Returning C newb here again. I am trying my hand at the exercises in K and R C and on my way to trying exercise 1-14, I am really stumped. My solution works but is not always correct, I am seeking help to refine what I have written, or if there is a better (easier-to-understand!) way! My script:

#include <stdio.h>

/* How many times a character appears in an array */
main()
{
    int c;
    int count = 0;
    int uniquecount = 0;
    char array[20];
array[0] = '\0';

while((c = getchar()) != EOF)
{
    array[++count] = c;
}

/* for each element in array,
 * check if array[each] in newarray.
 * if array[each] in newarray
 * break and start checking again.
 * if array[each] not in newarray
 * add array[each] to end of newarray*/

printf("count = %d\n", count);
array[count] = '\0';
char newarray[count];
newarray[0] = '\0';

for(int a = 0; a < count; ++a)
{
    for(int b = 0; b <= a; ++b)
    {
        if(newarray[b] == array[a])
            break;
        if(newarray[b] != array[b])
        {
            newarray[b] = array[b];
            ++uniquecount;
        }

    }
}

printf("uniquecount = %d\n", uniquecount);    
newarray[uniquecount + 1] = '\0';

printf("array => ");
for(int i = 0; i < count; ++i)
    printf("\'%c\'", array[i]);
printf("\n");
printf("newarray => ");
for(int i = 0; i < uniquecount + 1; ++i)
{
    if(newarray[i] != '\0')
        printf("\'%c\'", newarray[i]);
}
printf("\n");

}

When I try some simple strings, it works and sometimes it doesnt:

./times_in_array 
this is 
count = 9
uniquecount = 5
array => '''t''h''i''s'' ''i''s'' '
newarray => 't''h''i''s'' '
 ./times_in_array 
something comes
count = 16
uniquecount = 11
array => '''s''o''m''e''t''h''i''n''g'' ''c''o''m''e''s'
newarray => 's''o''m''e''t''h''i''n''g'' ''c'
 ./times_in_array 
another goes
count = 13
uniquecount = 12
array => '''a''n''o''t''h''e''r'' ''g''o''e''s'
newarray => 'a''n''o''t''h''e''r'' ''g''o''e''s'

Please can someone guide me to where I am wrong? Thanks a lot!


Solution

  • We most oftenly write int main(void) instead of main().

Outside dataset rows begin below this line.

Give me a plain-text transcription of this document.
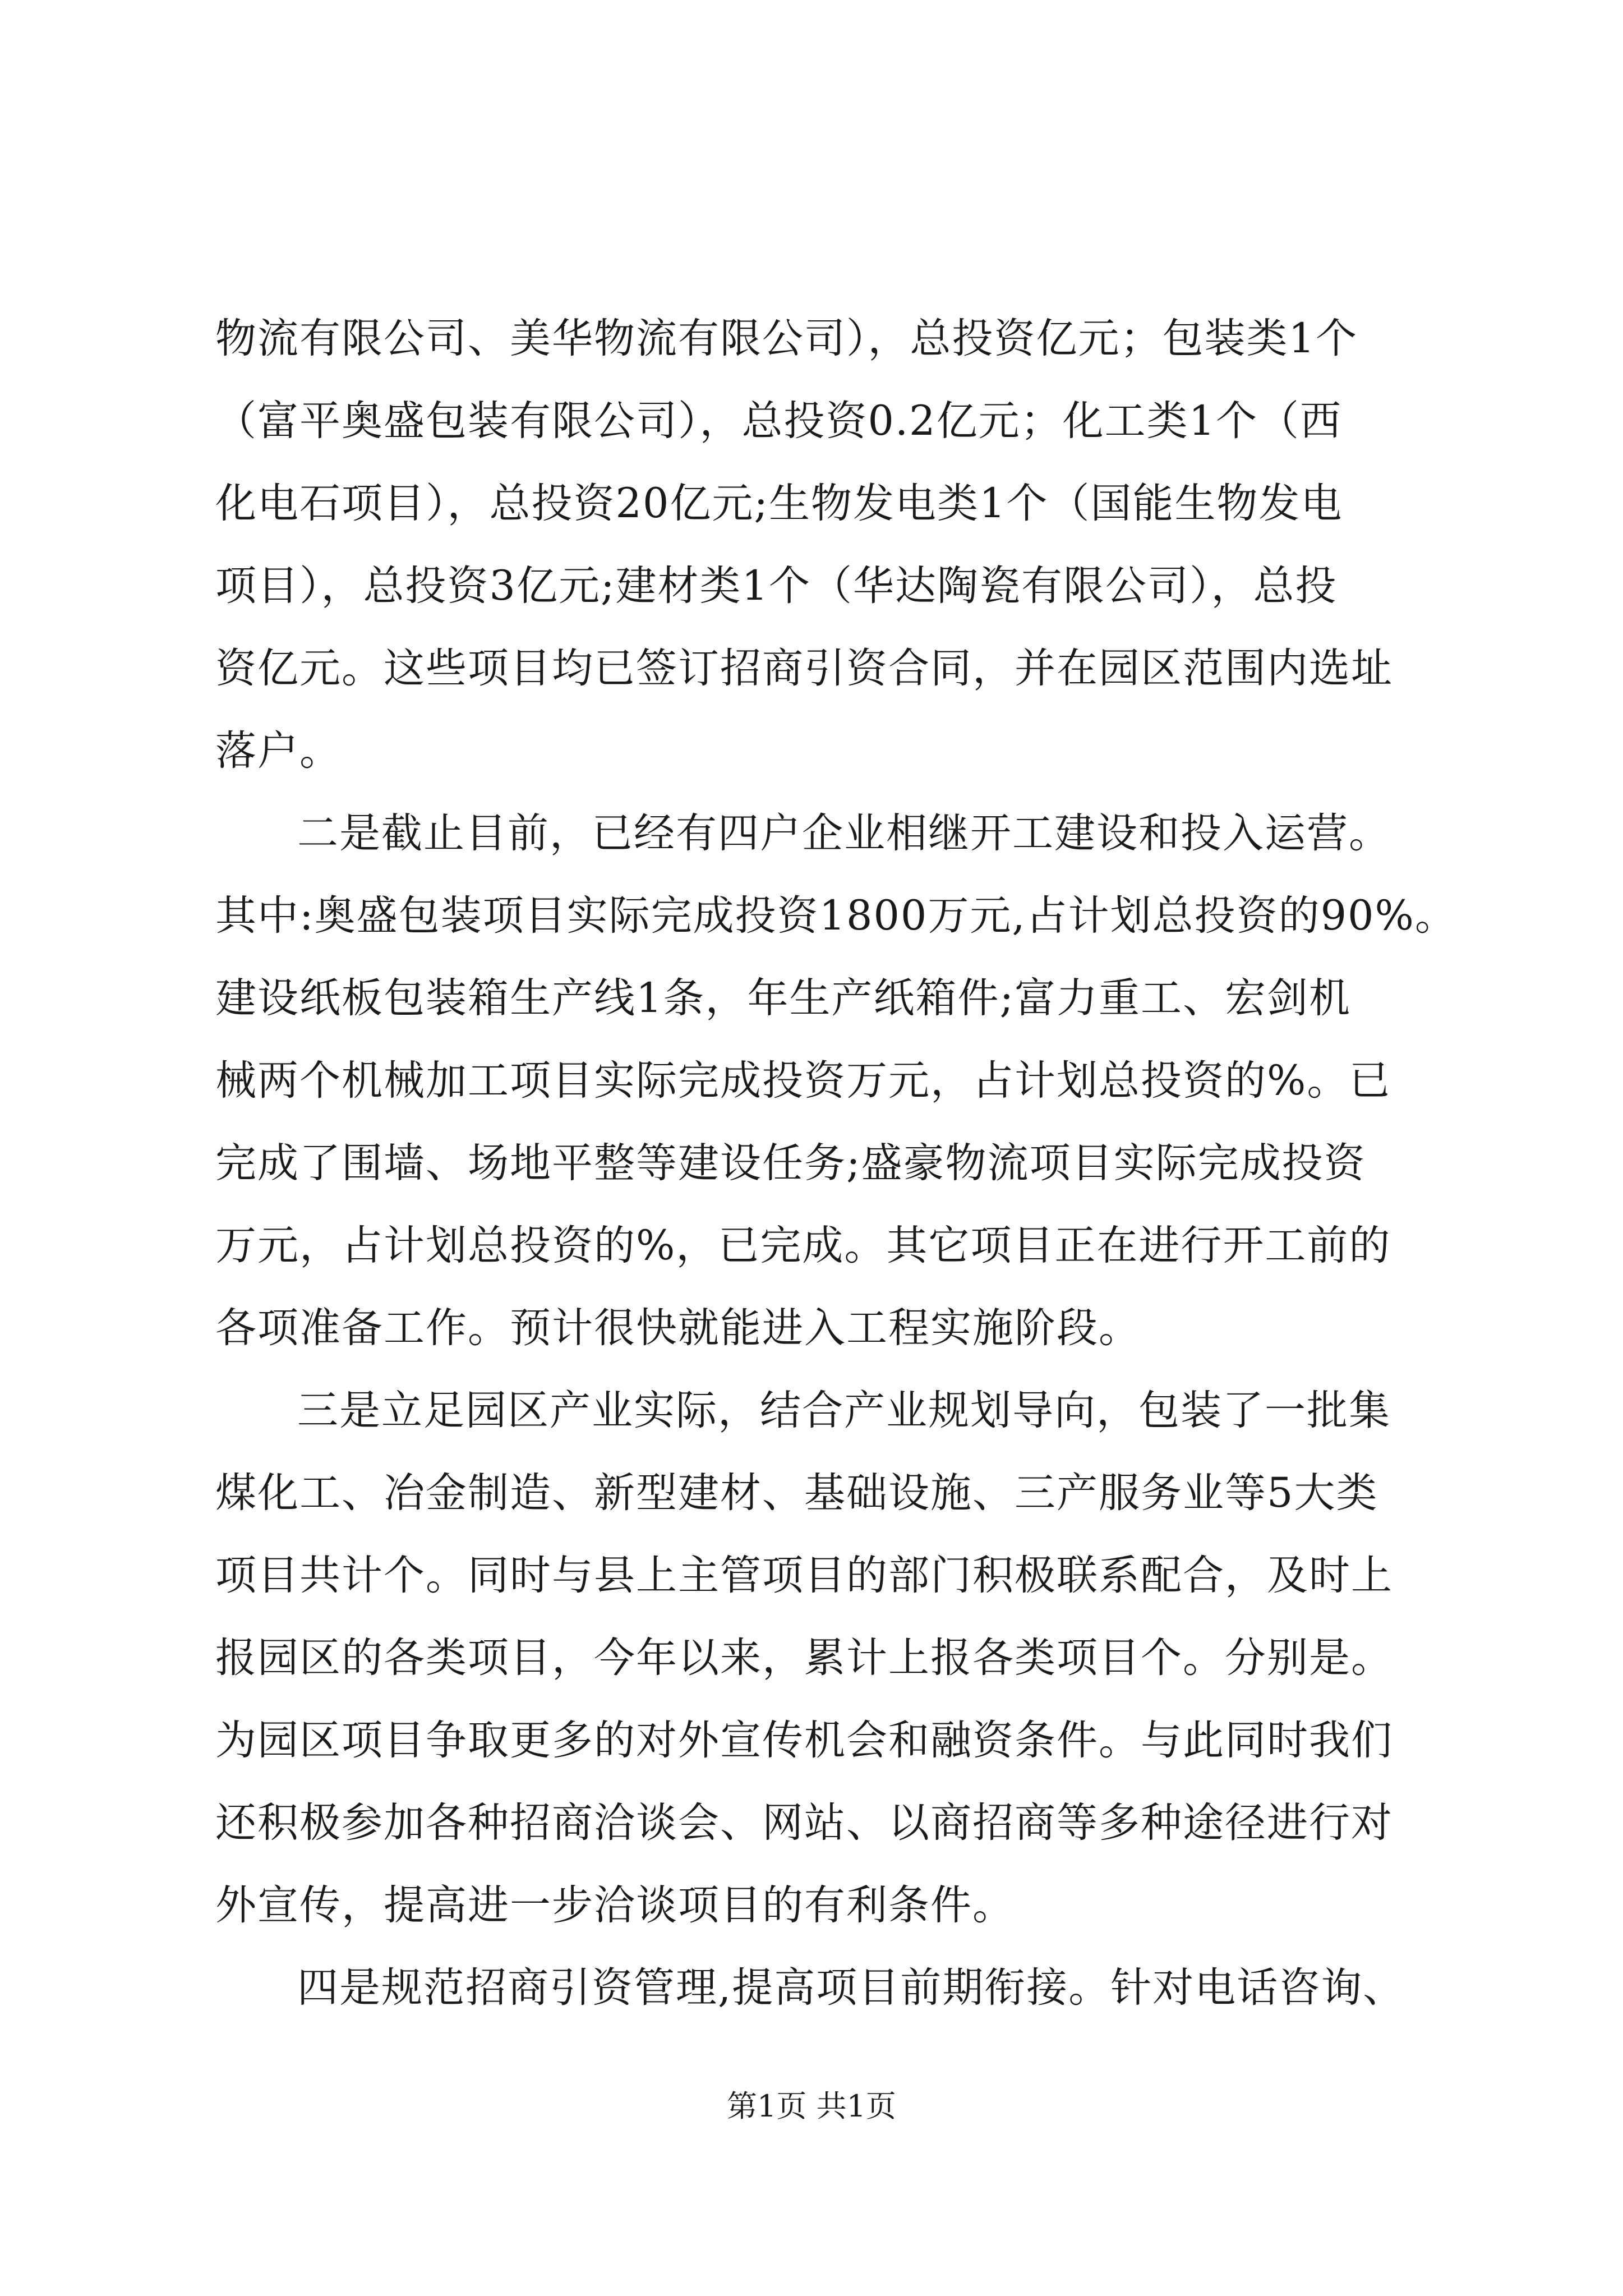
物流有限公司、美华物流有限公司），总投资亿元；包装类1个
（富平奥盛包装有限公司），总投资0.2亿元；化工类1个（西
化电石项目），总投资20亿元;生物发电类1个（国能生物发电
项目），总投资3亿元;建材类1个（华达陶瓷有限公司），总投
资亿元。这些项目均已签订招商引资合同，并在园区范围内选址
落户。
二是截止目前，已经有四户企业相继开工建设和投入运营。
其中:奥盛包装项目实际完成投资1800万元,占计划总投资的90%。
建设纸板包装箱生产线1条，年生产纸箱件;富力重工、宏剑机
械两个机械加工项目实际完成投资万元，占计划总投资的%。已
完成了围墙、场地平整等建设任务;盛豪物流项目实际完成投资
万元，占计划总投资的%，已完成。其它项目正在进行开工前的
各项准备工作。预计很快就能进入工程实施阶段。
三是立足园区产业实际，结合产业规划导向，包装了一批集
煤化工、冶金制造、新型建材、基础设施、三产服务业等5大类
项目共计个。同时与县上主管项目的部门积极联系配合，及时上
报园区的各类项目，今年以来，累计上报各类项目个。分别是。
为园区项目争取更多的对外宣传机会和融资条件。与此同时我们
还积极参加各种招商洽谈会、网站、以商招商等多种途径进行对
外宣传，提高进一步洽谈项目的有利条件。
四是规范招商引资管理,提高项目前期衔接。针对电话咨询、
第1页 共1页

    Moreover, it's very important to understand that when you are accessing your new array like this:

    newarray[b]
    

    you are actually accessing uninitialized memory. However, since the probability of having a random character there match array[a] is too small, you get away with it, it seems.

    For that reason I suggest you initialize your new array, like this:

    for(int i = 0; i < count; ++i)
        newarray[i] = '\0';
    

    Now, instead of providing my solution, I insist on making you understand what you did wrong; that's the way you are educating yourself. It will be really helpful to print your data at the start of the inner loop, like this for example:

    printf("b = %d, a = %d, newarray[b] = %c, array[a] = %c, array[b] = %c\n", b, a, newarray[b], array[a], array[b]);
    

    and print a message when you increase the unique counter, like this:

    printf("UNIQUE, %d\n", uniquecount);
    

    When you execute your program, you will see:

    ...
    b = 9, a = 12, newarray[b] = g, array[a] = s, array[b] = g
    b = 10, a = 12, newarray[b] = , array[a] = s, array[b] = o
    UNIEUQ, 10
    b = 11, a = 12, newarray[b] = , array[a] = s, array[b] = e
    UNIEUQ, 11
    b = 12, a = 12, newarray[b] = , array[a] = s, array[b] = s
    UNIEUQ, 12
    uniquecount = 12
    array => '''a''n''o''t''h''e''r'' ''g''o''e''s'
    newarray => 'a''n''o''t''h''e''r'' ''g''o''e''s'
    

    which strongly hints you on what's wrong. After 's' (the last letter of goes) is found as unique for its first time (that's good), we do not break the loop, thus your code will continue to check the new array and be fooled that this 's' is unique again.

    So add a break when you find a unique element, and you should be fine for the moment:

    ++uniquecount;
    break;